Zen continua inerte, aos engasgos surdos, parecendo estar à beira de uma convulsão.

–- Vamos garoto, reage. – Dakota observa tudo ao meu lado, ajoelhada, com o cabelo loiro cacheado fazendo uma cortina nas laterais de seu rosto. Olho para ela, sem esperanças, mas recebo de volta um ar de heroína.

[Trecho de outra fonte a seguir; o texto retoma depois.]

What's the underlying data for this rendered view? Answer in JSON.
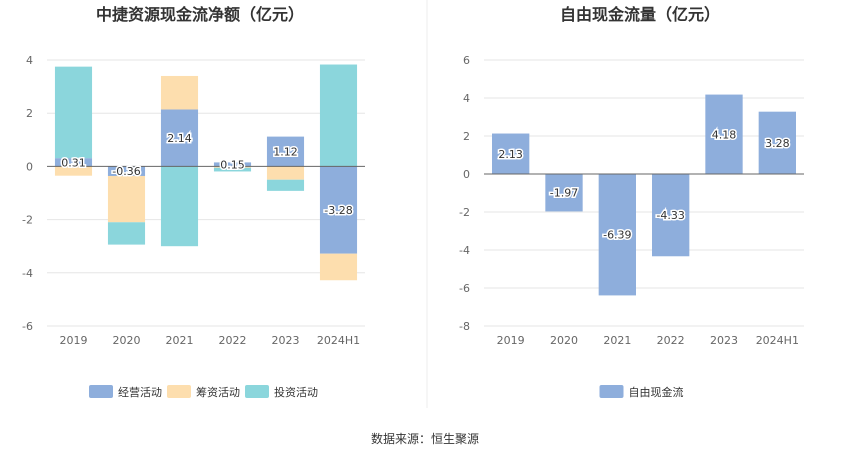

–- Sai pra lá, como você quer que o garoto fale alguma coisa com metade da água do lago dentro dele? – pergunta irritada, com a bochecha direita arranhada, o vento veloz e a poeira jogam os cachos dela contra o seu próprio rosto. Ela prende as mechas atrás da orelha e se adianta. Afasto-me, deixando ela sentar ao lado do corpo de Zen e pôr as mãos no peito do garoto.

Observo ela aproximar seu rosto do de Zen, abrir a boca do garoto com os dedos e beijá-lo. O toque dos lábios é demorado. Quando Dakota se afasta, Zen desperta, abre a boca e tosse toda a água que o sufocava para fora.

–- Ai... – geme e pisca os olhos desnorteado.

–- Ufa! – Dakota o ajuda à levantar. – você quase morreu, de novo – explica a garota, arfante.

–- Você conseguiu! – digo contente e pouso a mão no ombro de Dakota, orgulhoso.

–- Você me beijou... – Zen deixa escapar num êxtase de encanto.

–- Eu fiz respiração boca a boca, é diferente.

A ventania é constante, estamos coberto por uma camada espessa de areia, e seremos enterrados vivos se não sairmos logo do oásis, que já está desaparecendo, engolido pelo deserto. Dakota abre a mochila rapidamente, algumas garrafas e corre para o lago, que, logo percebo, está secando.

–- Zen, calma, eu te ajudo... – ofereço meu ombro para o garoto se apoiar, ainda desequilibrado pelo susto.

–- Eu estou bem... – sussurra, tentando proteger os olhos dos grãos de areia.

–- Vamos embora daqui, para o labirinto. – Dakota diz, entregando algumas garrafas para mim e Zen e correndo em direção às paredes de vidro que reluzem ao longe.

É isso que os Idealizadores querem, com certeza há mais surpresas lá para nós, um novo massacre. Minha espada ficou para trás, nem ao menos lembro qual foi a última vez que a vi, mas creio conseguir me defender sem ela. O labirinto nos espera, com Carreiristas babando por vingança e coelhos que saíram da cartola impiedosa da Capital.